Leveraging
Protocol Knowledge in Slack Matching
Tuesday October 31, 2006
Hamerschlag Hall D-210
4:30 pm
Girish
Venkataramani
Carnegie Mellon University
Stalls, due to mis-matches in communication rates, are a major performance
obstacle in pipelined circuits. If the rate of data production is faster
than the rate of consumption, the resulting design performs slower than when
the communication rate is matched. This can be remedied by inserting pipeline
buffers (to temporarily hold data), allowing the producer to proceed if the
consumer is not ready to accept data. The problem of deciding which channels
need these buffers (and how many) for an arbitrary communication profile is
called the slack matching problem; the optimal solution to this problem has
been shown to be NP-complete.
In this talk, I will present a heuristic that uses knowledge of the
communication protocol to explicitly model these bottlenecks, and an iterative
algorithm to progressively remove these bottlenecks by inserting buffers. I
will show how this approach naturally handles large designs with arbitrarily
cyclic and acyclic topologies, and which exhibit various types of control choice.

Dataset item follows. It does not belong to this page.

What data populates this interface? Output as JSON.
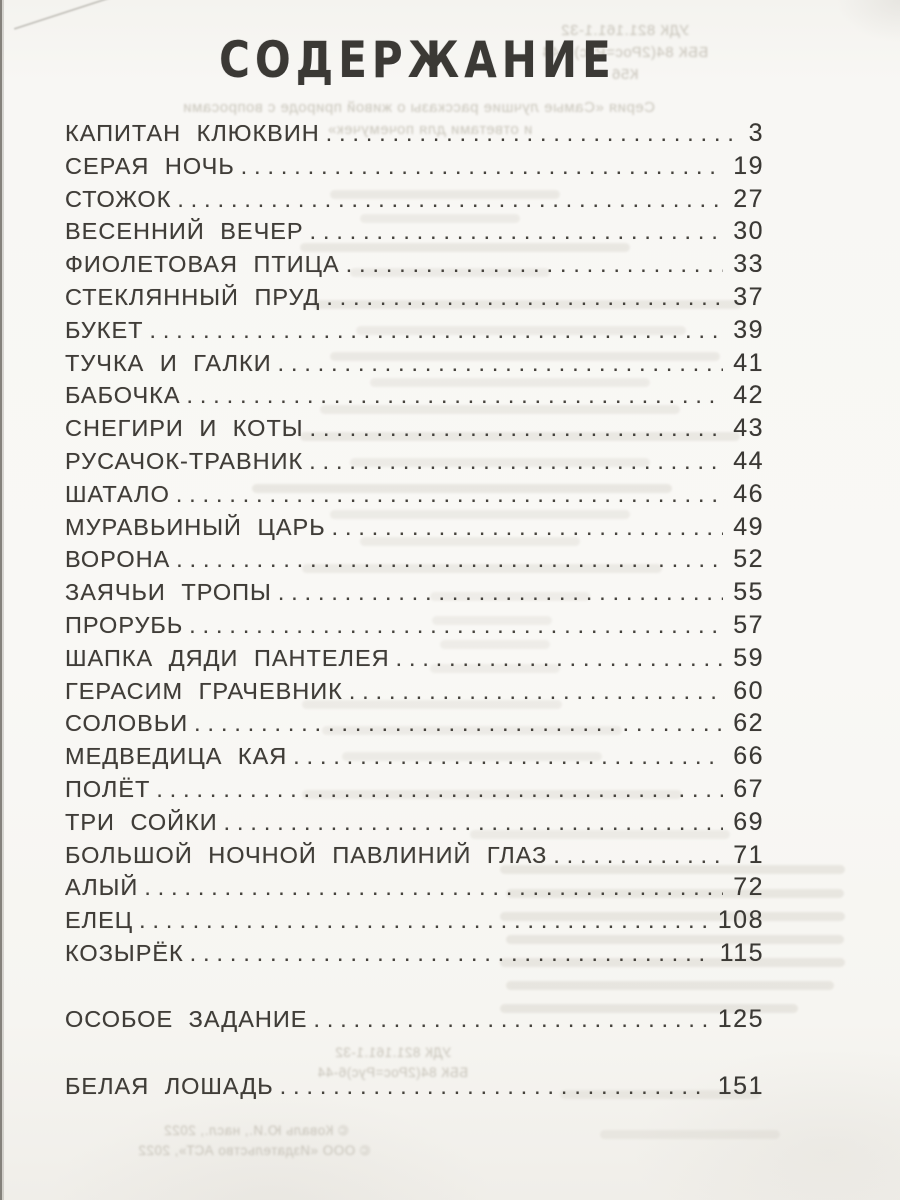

The heuristic is efficient, achieving linear time complexity in practice, and
produces solutions that (a) achieve up to 60% performance speedup on large
media processing kernels, and (b) can either be verified to be optimal, or the
approximation margin can be bounded. I will be presenting this paper at ICCAD 2006.
Girish is an n-th year Phd student, who has spent the last few years
understanding the nature of asynchronous circuits, hardware compilation, and
large, coarse-grained reconfigurable fabrics. He is part of the Phoenix team
supervised by his adviser, Seth Goldstein.